Организация Grafana Labs, разработчик популярного программного обеспечения для визуализации веб-контента с открытым исходным кодом, подтвердила факт взлома токена доступа к GitHub-окружению. При этом она отказалась платить хакерам, угрожавшим опубликовать исходник компании.

Авторы заявили, что хакеры злоупотребили украденным токеном, который предоставлял доступ к среде GitHub. Она используется для хранения исходного кода компании, но не позволяет получить доступ к записям клиентов или финансовым данным. С тех пор компания аннулировала токен и добавила дополнительные меры безопасности для предотвращения повторения инцидента. «Злоумышленник пытался шантажировать нас, требуя оплаты за предотвращение публикации нашего кода», — заявили там.

Код Grafana является открытым и общедоступным, а это означает, что любой может скачать программное обеспечение и отредактировать его перед запуском на своем компьютере. Неясно, украли ли хакеры какой-либо конфиденциальный код или информацию. Представитель компании не сразу ответил на запрос о комментарии.

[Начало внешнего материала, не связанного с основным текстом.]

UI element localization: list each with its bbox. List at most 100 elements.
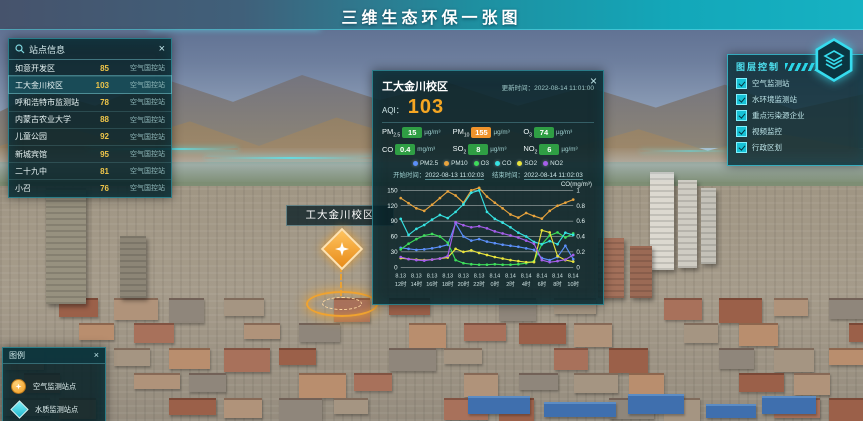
start-time-input[interactable]: 2022-08-13 11:02:03 <box>425 172 484 180</box>
checkbox-checked-icon[interactable] <box>736 78 747 89</box>
checkbox-checked-icon[interactable] <box>736 142 747 153</box>
svg-text:22时: 22时 <box>473 280 485 288</box>
svg-text:8.14: 8.14 <box>536 274 547 280</box>
aqi-value: 103 <box>407 96 445 118</box>
svg-text:8.13: 8.13 <box>427 274 438 280</box>
pollutant-cell: NO2 6 µg/m³ <box>523 144 594 156</box>
station-type: 空气国控站 <box>130 116 165 124</box>
pollutant-unit: mg/m³ <box>417 145 436 153</box>
air-station-icon <box>11 379 26 394</box>
checkbox-checked-icon[interactable] <box>736 110 747 121</box>
legend-item-label: 空气监测站点 <box>33 381 77 391</box>
pollutant-cell: PM2.5 15 µg/m³ <box>382 127 453 139</box>
station-name: 工大金川校区 <box>15 80 63 90</box>
pollutant-grid: PM2.5 15 µg/m³ PM10 155 µg/m³ O3 74 µg/m³ CO 0.4 mg… <box>382 127 594 155</box>
checkbox-checked-icon[interactable] <box>736 126 747 137</box>
hatch-decoration <box>785 62 820 71</box>
building-tower <box>650 172 674 270</box>
station-name: 新城宾馆 <box>15 149 47 159</box>
warehouse-roof <box>762 396 816 414</box>
chart-legend-label: CO <box>502 160 512 167</box>
marker-label[interactable]: 工大金川校区 <box>286 205 394 226</box>
pollutant-label: CO <box>382 144 394 154</box>
chart-legend-label: PM2.5 <box>419 160 439 167</box>
station-aqi: 88 <box>100 115 109 125</box>
layer-item[interactable]: 视频监控 <box>736 126 856 137</box>
svg-text:90: 90 <box>391 218 398 225</box>
building <box>774 348 814 372</box>
chart-legend: PM2.5 PM10 O3 CO SO2 NO2 <box>382 160 594 167</box>
station-row[interactable]: 如意开发区 85 空气国控站 <box>9 60 171 76</box>
popup-close-icon[interactable]: × <box>589 74 597 88</box>
legend-dot-icon <box>473 161 479 166</box>
checkbox-checked-icon[interactable] <box>736 94 747 105</box>
svg-text:8.14: 8.14 <box>552 274 563 280</box>
building <box>829 348 863 365</box>
warehouse-roof <box>706 404 756 418</box>
building <box>829 298 863 319</box>
building <box>79 323 114 340</box>
pollutant-cell: CO 0.4 mg/m³ <box>382 143 453 156</box>
layer-item[interactable]: 水环境监测站 <box>736 94 856 105</box>
building <box>244 323 280 339</box>
page-title: 三维生态环保一张图 <box>341 10 522 27</box>
station-name: 二十九中 <box>15 166 47 176</box>
station-panel-close-icon[interactable]: × <box>158 42 165 55</box>
station-row[interactable]: 工大金川校区 103 空气国控站 <box>8 75 172 95</box>
layers-hexagon-icon[interactable] <box>813 38 855 82</box>
pollutant-value-badge: 6 <box>539 143 560 155</box>
station-row[interactable]: 新城宾馆 95 空气国控站 <box>9 144 171 162</box>
building <box>774 298 808 316</box>
layer-item[interactable]: 行政区划 <box>736 142 856 153</box>
aqi-trend-chart: 0 30 60 90 120 150 0 0.2 0.4 0.6 0.8 1 CO(mg/m³) 8.13… <box>382 180 594 298</box>
pollutant-label: PM2.5 <box>382 127 401 139</box>
building <box>574 323 612 347</box>
svg-text:10时: 10时 <box>567 280 579 288</box>
station-row[interactable]: 内蒙古农业大学 88 空气国控站 <box>9 110 171 128</box>
svg-text:8.13: 8.13 <box>411 274 422 280</box>
svg-text:60: 60 <box>391 234 398 241</box>
pollutant-unit: µg/m³ <box>424 129 441 137</box>
building <box>444 348 482 364</box>
svg-text:8.14: 8.14 <box>521 274 532 280</box>
divider <box>382 122 594 123</box>
legend-panel-title: 图例 <box>9 351 25 360</box>
svg-text:0.6: 0.6 <box>576 218 585 225</box>
station-row[interactable]: 儿童公园 92 空气国控站 <box>9 127 171 145</box>
pollutant-value-badge: 155 <box>471 127 492 139</box>
svg-text:8.14: 8.14 <box>568 274 579 280</box>
station-aqi: 85 <box>100 63 109 73</box>
station-panel-title: 站点信息 <box>29 44 66 55</box>
svg-text:CO(mg/m³): CO(mg/m³) <box>561 181 592 188</box>
pollutant-value-badge: 8 <box>468 143 489 155</box>
building <box>279 398 322 421</box>
layer-item[interactable]: 重点污染源企业 <box>736 110 856 121</box>
chart-legend-item: PM10 <box>444 160 468 167</box>
building <box>169 398 216 415</box>
pollutant-unit: µg/m³ <box>490 145 507 153</box>
station-row[interactable]: 二十九中 81 空气国控站 <box>9 162 171 179</box>
svg-text:150: 150 <box>387 187 398 194</box>
svg-text:14时: 14时 <box>411 280 423 288</box>
station-row[interactable]: 呼和浩特市监测站 78 空气国控站 <box>9 93 171 110</box>
svg-text:20时: 20时 <box>458 280 470 288</box>
station-row[interactable]: 小召 76 空气国控站 <box>9 179 171 196</box>
station-type: 空气国控站 <box>130 151 165 159</box>
svg-text:0: 0 <box>394 264 398 271</box>
legend-panel-close-icon[interactable]: × <box>93 350 99 360</box>
station-type: 空气国控站 <box>130 99 165 107</box>
layer-item-label: 水环境监测站 <box>752 95 797 104</box>
svg-text:0.2: 0.2 <box>576 249 585 256</box>
station-name: 内蒙古农业大学 <box>15 115 71 125</box>
legend-list: 空气监测站点 水质监测站点 <box>3 364 105 421</box>
pollutant-value-badge: 15 <box>402 127 423 139</box>
svg-text:8.14: 8.14 <box>489 274 500 280</box>
station-popup: × 工大金川校区 更新时间：2022-08-14 11:01:00 AQI： 1… <box>372 70 604 306</box>
layer-item-label: 视频监控 <box>752 127 782 136</box>
end-time-input[interactable]: 2022-08-14 11:02:03 <box>523 172 583 180</box>
building <box>224 298 264 316</box>
layer-item[interactable]: 空气监测站 <box>736 78 856 89</box>
building <box>739 323 778 346</box>
building <box>114 348 150 366</box>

Этот инцидент контрастирует с недавним взломом сети образовательного технологического гиганта Instructure, который на прошлой неделе достиг соглашения с хакерами о выплате вознаграждения после взлома. Злоумышленники угрожали опубликовать украденные данные о сотрудниках и студентах, использующих программное обеспечение.

В случае с Grafana данные клиентов не были украдены, и организация сослалась на давний совет ФБР, призывающий не платить хакерам, поскольку партнёрство с ними не гарантирует возврата украденных данных или отказа от их последующей публикации. Критики также утверждают, что выплата компенсаций киберпреступникам помогает финансировать будущие кибератаки.

В Grafana заявили, что расследование продолжается, и его результатами поделятся после завершения.